La comisaria de Asuntos Uterinos
Con Montero no existe el sexo biológico, el hombre es sospechoso, la mujer, una víctima indefensa y el embarazo, una enfermedad a curar
Una niña de 16 años no puede beber cerveza, comprar tabaco, irse de excursión escolar sin permiso paternal, conducir o votar, entre tantas limitaciones razonables; pero podrá abortar sin el conocimiento de sus padres, según el anteproyecto de la nueva Ley impulsada por Irene Montero, que lleva una legislatura gloriosa.
Con ella de ministra, un hombre podrá convertirse en mujer en cinco minutos rellenando un formulario en el Registro Civil, una mujer podrá acceder a una paga o la prejubilación si Asuntos Sociales la declara víctima de maltrato sin sentencia ni denuncia; un chavalín podrá hormonarse y mutilarse de manera irreversible si siente que su sexo real no coincide con el biológico a una edad en la que nada coincide con nada hasta que la madurez responde por si sola a las dudas y, entre otras maravillas, las menores podrán interrumpir sus embarazos en centros públicos dotados de «listas negras» de médicos objetores de conciencia.

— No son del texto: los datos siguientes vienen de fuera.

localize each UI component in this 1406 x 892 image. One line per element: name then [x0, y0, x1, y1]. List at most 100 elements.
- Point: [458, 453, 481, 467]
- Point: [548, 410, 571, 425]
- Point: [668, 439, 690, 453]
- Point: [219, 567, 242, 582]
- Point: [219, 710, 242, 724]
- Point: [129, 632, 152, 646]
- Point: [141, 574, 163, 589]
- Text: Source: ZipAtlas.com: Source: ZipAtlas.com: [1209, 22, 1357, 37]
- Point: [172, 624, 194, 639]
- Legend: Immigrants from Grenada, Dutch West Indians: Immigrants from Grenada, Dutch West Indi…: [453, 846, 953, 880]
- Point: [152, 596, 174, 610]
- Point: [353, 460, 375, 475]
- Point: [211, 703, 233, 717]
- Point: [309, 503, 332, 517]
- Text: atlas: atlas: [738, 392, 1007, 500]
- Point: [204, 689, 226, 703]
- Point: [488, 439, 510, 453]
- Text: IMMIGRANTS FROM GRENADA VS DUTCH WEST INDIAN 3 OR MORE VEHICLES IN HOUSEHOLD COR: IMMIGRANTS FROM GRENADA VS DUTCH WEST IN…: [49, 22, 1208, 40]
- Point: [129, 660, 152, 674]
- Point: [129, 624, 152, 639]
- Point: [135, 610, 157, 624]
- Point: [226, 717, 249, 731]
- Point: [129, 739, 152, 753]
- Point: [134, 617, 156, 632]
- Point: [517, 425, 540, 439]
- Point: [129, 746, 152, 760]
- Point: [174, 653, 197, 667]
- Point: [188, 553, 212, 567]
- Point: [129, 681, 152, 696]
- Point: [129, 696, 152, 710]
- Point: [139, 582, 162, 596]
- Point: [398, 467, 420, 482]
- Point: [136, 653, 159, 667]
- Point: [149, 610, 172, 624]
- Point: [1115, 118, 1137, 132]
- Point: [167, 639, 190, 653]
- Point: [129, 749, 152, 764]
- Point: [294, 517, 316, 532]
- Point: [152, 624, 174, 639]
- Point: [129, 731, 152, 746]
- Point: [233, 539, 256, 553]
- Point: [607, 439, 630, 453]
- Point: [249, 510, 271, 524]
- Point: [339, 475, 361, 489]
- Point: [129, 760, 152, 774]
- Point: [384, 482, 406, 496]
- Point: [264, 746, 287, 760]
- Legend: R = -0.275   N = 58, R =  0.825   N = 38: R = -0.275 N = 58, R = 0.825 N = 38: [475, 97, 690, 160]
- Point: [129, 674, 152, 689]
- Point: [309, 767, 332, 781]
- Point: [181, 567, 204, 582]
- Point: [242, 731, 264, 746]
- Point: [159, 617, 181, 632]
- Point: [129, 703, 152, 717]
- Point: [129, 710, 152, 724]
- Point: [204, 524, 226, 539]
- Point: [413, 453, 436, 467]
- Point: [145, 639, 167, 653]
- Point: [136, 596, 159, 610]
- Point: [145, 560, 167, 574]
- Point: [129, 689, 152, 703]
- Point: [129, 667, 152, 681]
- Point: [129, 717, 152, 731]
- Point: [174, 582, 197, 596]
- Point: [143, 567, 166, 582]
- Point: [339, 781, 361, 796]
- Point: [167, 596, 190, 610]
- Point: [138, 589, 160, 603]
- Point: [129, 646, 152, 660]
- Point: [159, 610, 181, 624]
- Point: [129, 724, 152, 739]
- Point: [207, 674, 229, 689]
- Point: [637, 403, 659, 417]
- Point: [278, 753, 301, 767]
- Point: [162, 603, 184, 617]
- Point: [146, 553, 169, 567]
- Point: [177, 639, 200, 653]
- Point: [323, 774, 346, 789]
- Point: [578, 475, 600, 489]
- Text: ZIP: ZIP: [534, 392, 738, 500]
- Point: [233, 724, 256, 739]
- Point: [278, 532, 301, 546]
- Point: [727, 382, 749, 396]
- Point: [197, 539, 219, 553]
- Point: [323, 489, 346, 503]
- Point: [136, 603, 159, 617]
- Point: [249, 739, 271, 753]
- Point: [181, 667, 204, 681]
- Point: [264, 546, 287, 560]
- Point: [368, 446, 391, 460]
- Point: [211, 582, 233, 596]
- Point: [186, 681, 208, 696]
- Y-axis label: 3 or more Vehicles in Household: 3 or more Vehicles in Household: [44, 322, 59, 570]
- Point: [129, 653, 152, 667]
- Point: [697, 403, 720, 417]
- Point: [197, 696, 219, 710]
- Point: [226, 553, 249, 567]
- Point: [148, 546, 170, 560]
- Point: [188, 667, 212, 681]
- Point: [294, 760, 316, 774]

En el universo de Montero, que ya es del Gobierno entero, el hombre es sospechoso, la mujer una víctima, el sexo biológico una imposición cultural, las adolescentes deben abortar y a los niños hay que educarles desde pequeñitos en las escuelas en todo ello, para que no se desvíen, incorporando al programa lectivo las enseñanzas necesarias para que adquieran esa cosmovisión sectaria, nihilista y con matices mengelianos de la vida.
Aprobar otra Ley del Aborto en uno de los países del mundo con mayores problemas de natalidad es ya de entrada una cruel ironía, similar a la de impulsar la eutanasia en plena pandemia con los mortuorios rebosantes. Y bautizarla como Ley de Salud Sexual desvela la intención final.
No se trata de gestionar de la mejor manera posible un acontecimiento tan traumático como renunciar a la vida que tú mismo has engendrado, impulsada por la dura certeza de que, cuando la política no puede garantizar la eliminación de una realidad, las dos únicas opciones son abordarlo con garantías o hacerlo más clandestino y peligroso con prohibiciones inútiles.
Una máxima dolorosa, sin duda, que vale por cierto para la prostitución: si la abolición no acaba con el fenómeno, la única consecuencia práctica de la prohibición impulsada por este Gobierno será que se practique en peores condiciones, con más riesgos y con menos protección.
La idea de esta Ley no es, pues, atender mejor a quienes decidan renunciar a la maternidad, tras haberles ofrecido todas las alternativas posibles para que desechen la idea: su inclusión en una Ley mayor con la que Montero se erige como instructora nacional de sexo y reproducción, en una especie de Comisaria General Uterina, es estigmatizar el embarazo y presentar la maternidad como una especie de tara incompatible con la realización femenina plena.
La mujer de Montero, para serlo, ha de librarse de las ataduras reaccionarias que ella ha venido a romper: de ese hombre que es potencialmente un agresor; de ese niño que será un lastre y de esa escuela que nos mete en la cabeza las peores ideas sobre la igualdad de sexos, la práctica sexual, la importancia de la familia o la propia identidad sexual.
Ninguno de los problemas que dicen inspirar a Montero, algunos tan graves como los delitos sexuales y otros tan evidentes como la desigualdad aún persistente, mejoran con el catálogo de leyes impulsado por su delirante Ministerio y rubricado, no lo olvidemos, por Pedro Sánchez y todo el PSOE.
Seguirá habiendo las mismas víctimas, pero se extenderá el listado de falsos culpables para sostener una macrogranja ideológica dotada de ingentes recursos públicos desde la que librar una guerra de sexos ficticia más propia de un libro de Orwell o de Huxley que de un país moderno.
Lo que no hará Montero nunca es impulsar la alternativa al aborto que, antes de promocionarlo, debiera plantearse a cualquier embarazada, resumida en una pregunta que ella misma, en persona, podría formular: ¿Perderías a tu bebé si tus circunstancias, trabajo, casa, comodidades y salario se parecieran un poco a los míos, que tengo tres hijos?
Convertir el último recurso en el primero, en un país sin niños, no es ayudar a las mujeres: es aprovecharse, una vez más, de su desesperación.